Każda kobieta z pewnością przyzna, że menstruacja potrafi dać się we znaki. Z objawami zespołu napięcia przedmiesiączkowego (PMS) zmaga się nawet 50% kobiet, a wśród najczęstszych dolegliwości można wymienić bóle brzucha, piersi i głowy, skurcze, uczucie wzdęcia i zatrzymywanie wody, trądzik, wzmożony apetyt, niepokój, napięcie, obniżony nastrój czy brak energii. W dzisiejszym artykule przedstawimy 5 ziół, które mogą pomóc złagodzić te dolegliwości.
1. Niepokalanek pospolity (Vitex agnus)
Niepokalanek pospolity jest stosowany głównie w przypadku nieregularnych i bolesnych miesiączek, cyklicznej mastalgii (bólu piersi) lub w celu złagodzenia objawów PMS i menopauzy, takich jak zmiany nastroju, niepokój lub bezsenność. Może mieć również pozytywny wpływ w leczeniu hiperprolaktynemii lub trądziku. Niepokalanek zawiera wiele biologicznie aktywnych substancji, które wiążą się z receptorami opioidowymi, estrogenowymi i dopaminergicznymi w mózgu, tym samym pośrednio wpływając na uwalnianie LH (hormonu luteinizującego) i FSH (hormonu folikulotropowego), a tym samym estrogenu, progesteronu i prolaktyny.

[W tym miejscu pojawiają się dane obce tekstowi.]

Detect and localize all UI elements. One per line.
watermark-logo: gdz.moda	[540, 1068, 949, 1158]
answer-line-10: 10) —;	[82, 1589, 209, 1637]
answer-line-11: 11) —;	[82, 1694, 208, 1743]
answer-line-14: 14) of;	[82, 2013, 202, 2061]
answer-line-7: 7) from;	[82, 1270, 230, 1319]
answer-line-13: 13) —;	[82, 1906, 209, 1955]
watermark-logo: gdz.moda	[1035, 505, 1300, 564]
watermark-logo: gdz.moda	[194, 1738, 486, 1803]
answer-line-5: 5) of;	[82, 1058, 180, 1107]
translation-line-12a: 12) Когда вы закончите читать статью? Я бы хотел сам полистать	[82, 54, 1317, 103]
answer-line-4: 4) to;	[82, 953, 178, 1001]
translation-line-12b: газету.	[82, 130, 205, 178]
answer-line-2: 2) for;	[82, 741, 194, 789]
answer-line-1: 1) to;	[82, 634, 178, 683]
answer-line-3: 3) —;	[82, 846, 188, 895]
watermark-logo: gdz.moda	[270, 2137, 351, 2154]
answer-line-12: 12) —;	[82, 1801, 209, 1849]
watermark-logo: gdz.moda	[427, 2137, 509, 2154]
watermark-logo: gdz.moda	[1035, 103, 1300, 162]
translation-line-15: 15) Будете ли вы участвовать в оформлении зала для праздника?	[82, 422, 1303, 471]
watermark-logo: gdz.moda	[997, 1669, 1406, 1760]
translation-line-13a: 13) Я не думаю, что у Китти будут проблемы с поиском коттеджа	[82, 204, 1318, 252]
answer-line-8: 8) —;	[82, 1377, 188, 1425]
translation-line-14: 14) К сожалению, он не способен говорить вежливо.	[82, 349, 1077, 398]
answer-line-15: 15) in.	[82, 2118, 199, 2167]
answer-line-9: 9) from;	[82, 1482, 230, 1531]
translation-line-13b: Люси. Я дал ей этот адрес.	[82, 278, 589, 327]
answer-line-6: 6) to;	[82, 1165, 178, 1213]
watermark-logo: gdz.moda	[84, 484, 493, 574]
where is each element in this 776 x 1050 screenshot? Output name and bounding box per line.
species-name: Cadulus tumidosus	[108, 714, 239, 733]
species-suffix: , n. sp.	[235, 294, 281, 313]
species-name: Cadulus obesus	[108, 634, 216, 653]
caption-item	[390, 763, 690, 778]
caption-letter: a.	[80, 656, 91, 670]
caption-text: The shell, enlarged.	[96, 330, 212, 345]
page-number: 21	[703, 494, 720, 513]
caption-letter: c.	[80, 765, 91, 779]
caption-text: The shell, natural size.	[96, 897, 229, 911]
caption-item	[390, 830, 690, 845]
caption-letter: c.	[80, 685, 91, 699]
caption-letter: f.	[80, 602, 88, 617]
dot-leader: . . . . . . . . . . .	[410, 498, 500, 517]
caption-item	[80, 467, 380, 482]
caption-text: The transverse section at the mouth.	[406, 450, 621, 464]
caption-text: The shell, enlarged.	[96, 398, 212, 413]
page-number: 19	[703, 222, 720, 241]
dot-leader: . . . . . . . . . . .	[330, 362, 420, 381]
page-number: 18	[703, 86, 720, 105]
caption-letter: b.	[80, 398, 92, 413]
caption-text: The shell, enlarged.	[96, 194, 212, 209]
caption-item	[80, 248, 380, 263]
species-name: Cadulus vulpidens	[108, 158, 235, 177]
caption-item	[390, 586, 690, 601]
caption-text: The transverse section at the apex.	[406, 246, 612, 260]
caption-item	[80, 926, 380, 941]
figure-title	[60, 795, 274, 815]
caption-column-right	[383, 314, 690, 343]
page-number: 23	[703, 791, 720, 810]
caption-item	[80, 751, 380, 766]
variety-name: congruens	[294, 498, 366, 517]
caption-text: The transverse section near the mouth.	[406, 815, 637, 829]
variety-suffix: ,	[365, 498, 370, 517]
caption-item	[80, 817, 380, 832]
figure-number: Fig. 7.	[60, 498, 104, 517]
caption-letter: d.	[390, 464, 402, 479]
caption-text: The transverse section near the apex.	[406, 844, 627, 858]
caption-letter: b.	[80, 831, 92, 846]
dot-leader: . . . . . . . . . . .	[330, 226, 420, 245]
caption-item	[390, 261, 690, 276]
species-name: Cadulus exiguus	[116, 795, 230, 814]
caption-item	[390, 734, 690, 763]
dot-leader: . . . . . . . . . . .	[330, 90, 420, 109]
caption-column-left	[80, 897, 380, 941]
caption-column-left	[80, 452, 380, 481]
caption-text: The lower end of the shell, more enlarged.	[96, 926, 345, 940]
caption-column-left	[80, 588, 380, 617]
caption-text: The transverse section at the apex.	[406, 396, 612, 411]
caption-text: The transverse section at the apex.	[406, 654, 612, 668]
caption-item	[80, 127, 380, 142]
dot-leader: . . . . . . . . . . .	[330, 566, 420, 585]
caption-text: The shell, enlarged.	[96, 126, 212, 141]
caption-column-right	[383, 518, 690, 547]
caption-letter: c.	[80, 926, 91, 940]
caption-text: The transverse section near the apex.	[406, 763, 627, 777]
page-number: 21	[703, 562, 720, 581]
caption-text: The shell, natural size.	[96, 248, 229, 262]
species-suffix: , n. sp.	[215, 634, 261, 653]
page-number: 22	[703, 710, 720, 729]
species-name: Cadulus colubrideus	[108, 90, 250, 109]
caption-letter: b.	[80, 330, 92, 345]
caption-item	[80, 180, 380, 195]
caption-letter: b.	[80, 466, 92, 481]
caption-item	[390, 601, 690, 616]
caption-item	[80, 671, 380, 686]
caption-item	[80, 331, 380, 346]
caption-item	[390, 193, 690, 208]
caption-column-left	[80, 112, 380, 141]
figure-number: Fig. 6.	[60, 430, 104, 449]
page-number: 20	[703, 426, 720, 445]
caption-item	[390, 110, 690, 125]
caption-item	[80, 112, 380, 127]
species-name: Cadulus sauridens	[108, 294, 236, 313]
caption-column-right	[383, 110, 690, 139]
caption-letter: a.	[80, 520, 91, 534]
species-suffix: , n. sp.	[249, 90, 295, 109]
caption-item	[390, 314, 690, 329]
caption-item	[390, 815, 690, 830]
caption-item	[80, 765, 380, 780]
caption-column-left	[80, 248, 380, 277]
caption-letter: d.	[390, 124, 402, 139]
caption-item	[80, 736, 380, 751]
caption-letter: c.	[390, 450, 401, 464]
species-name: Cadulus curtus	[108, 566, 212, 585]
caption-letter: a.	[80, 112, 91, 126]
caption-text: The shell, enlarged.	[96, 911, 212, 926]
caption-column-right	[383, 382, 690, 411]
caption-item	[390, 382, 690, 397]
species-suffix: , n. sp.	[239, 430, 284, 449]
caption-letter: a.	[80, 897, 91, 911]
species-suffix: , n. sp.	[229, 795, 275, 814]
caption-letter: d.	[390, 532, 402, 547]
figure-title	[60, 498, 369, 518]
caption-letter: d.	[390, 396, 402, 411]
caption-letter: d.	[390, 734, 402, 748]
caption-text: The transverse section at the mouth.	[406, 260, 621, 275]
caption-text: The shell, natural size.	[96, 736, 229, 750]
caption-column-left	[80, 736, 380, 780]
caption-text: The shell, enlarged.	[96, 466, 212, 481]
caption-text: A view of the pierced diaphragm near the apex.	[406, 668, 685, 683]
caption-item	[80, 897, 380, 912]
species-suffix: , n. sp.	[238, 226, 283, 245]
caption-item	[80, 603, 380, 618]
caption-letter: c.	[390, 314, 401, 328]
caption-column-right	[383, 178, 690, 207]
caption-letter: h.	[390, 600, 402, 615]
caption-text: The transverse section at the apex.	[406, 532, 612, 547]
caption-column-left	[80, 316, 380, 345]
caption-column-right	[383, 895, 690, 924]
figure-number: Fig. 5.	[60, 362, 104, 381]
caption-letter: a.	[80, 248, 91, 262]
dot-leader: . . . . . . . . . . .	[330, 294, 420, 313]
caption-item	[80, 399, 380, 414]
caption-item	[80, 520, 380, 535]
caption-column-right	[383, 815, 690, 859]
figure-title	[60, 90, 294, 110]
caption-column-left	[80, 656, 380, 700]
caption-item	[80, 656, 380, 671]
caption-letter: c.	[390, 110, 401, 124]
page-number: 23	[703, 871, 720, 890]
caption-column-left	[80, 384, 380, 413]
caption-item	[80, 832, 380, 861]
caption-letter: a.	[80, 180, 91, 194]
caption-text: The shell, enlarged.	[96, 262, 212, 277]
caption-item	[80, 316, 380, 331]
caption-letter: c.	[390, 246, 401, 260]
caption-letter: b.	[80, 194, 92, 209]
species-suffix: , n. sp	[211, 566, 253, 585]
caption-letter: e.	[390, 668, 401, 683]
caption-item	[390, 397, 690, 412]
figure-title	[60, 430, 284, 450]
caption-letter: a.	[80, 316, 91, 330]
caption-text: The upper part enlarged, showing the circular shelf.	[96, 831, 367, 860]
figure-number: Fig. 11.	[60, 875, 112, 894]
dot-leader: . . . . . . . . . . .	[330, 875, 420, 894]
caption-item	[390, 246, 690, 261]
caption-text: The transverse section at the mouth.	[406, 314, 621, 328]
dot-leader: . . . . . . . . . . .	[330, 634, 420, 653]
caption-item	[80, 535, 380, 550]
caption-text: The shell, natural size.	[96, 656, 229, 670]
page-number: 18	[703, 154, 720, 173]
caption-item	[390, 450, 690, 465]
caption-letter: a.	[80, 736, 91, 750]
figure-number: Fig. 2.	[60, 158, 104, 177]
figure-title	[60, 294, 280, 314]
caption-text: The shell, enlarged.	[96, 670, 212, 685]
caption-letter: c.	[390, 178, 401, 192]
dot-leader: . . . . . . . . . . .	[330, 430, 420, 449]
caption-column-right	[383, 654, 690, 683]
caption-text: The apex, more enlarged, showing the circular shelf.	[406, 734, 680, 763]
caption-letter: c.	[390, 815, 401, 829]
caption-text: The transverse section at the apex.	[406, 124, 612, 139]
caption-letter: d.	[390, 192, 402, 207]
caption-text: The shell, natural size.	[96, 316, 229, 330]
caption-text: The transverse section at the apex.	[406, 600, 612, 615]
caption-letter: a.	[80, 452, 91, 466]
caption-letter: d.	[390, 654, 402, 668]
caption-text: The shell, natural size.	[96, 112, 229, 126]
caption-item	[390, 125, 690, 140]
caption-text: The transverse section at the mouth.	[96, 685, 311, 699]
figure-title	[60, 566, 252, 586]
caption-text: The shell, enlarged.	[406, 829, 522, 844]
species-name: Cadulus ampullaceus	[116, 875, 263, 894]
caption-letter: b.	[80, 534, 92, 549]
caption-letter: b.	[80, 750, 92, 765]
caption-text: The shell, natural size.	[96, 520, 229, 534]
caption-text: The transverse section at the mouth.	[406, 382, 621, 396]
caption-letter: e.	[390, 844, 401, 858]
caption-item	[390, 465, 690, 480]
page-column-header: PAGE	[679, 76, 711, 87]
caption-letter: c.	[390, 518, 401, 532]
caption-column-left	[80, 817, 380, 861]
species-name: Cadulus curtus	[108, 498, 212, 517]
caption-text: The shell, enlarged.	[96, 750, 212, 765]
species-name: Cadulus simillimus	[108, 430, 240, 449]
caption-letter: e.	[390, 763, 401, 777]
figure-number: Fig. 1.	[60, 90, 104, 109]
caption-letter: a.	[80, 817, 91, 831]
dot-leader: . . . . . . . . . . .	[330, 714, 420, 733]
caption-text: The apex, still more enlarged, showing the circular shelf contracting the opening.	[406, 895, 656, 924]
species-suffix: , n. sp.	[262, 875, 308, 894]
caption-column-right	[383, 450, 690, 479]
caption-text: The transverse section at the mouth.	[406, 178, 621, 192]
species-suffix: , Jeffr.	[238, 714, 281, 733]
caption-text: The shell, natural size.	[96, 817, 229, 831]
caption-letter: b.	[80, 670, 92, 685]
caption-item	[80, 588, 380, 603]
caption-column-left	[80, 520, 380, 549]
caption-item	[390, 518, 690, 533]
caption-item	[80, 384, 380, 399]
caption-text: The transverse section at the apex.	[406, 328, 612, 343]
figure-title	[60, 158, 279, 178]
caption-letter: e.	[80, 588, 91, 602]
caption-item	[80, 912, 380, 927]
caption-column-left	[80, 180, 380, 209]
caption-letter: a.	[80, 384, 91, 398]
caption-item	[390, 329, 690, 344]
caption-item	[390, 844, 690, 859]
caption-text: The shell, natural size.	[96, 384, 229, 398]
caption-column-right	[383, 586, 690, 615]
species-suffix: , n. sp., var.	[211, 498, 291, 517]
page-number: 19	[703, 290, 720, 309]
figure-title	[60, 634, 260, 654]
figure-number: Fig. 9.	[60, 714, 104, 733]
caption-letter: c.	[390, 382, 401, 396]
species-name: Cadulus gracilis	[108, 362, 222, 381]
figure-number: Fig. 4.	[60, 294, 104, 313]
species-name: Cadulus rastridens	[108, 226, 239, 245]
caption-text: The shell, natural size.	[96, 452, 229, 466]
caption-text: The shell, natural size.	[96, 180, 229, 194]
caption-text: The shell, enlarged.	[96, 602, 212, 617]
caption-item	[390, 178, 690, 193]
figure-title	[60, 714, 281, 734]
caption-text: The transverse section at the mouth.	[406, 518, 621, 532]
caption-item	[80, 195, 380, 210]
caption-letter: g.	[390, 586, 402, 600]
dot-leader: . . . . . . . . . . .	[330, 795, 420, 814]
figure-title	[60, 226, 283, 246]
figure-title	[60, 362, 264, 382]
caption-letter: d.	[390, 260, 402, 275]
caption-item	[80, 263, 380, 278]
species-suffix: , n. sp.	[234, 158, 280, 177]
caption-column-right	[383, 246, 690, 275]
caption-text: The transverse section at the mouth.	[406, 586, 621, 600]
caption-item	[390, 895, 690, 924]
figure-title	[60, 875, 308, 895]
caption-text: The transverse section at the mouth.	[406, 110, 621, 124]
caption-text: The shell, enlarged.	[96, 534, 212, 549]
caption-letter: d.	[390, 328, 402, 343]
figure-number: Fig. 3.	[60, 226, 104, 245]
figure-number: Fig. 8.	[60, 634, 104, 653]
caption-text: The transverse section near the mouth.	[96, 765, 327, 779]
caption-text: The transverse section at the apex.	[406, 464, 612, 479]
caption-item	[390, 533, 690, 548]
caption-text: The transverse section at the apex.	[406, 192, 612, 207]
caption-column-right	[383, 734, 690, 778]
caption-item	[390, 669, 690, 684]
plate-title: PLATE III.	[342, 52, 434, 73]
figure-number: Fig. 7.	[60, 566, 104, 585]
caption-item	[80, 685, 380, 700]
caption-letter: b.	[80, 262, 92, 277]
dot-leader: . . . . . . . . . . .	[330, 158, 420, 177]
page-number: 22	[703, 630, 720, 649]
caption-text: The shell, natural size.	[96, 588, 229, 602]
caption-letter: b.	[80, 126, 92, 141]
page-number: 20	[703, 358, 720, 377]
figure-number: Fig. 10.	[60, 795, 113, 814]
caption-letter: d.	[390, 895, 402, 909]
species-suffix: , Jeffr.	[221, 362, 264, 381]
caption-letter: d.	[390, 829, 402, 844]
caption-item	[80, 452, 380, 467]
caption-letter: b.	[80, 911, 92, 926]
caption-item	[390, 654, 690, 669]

Działanie niepokalanka pospolitego zależy od dawki:
- niskie dawki obniżają poziom estrogenu, jednocześnie zwiększając produkcję progesteronu i prolaktyny, co prawdopodobnie wynika z hamowania uwalniania FSH i jednoczesnej stymulacji produkcji LH
- przy wysokich dawkach poziom hormonów FSH i LH pozostaje bez zmian, natomiast spada jedynie poziom prolaktyny – niepokalanek pospolity zatem hamuje produkcję mleka
Zazwyczaj stosuje się 1,5–3 g surowca roślinnego (suszonej rośliny) dziennie lub odpowiadającą ilość ekstraktu (30–40 mg), jednak lekarz może zalecić wyższe dawki. W Czechach dostępne są zarówno preparaty na receptę, jak i te sprzedawane bez niej - przykładem może być kompleks ziół i aktywnych składników Spokojená.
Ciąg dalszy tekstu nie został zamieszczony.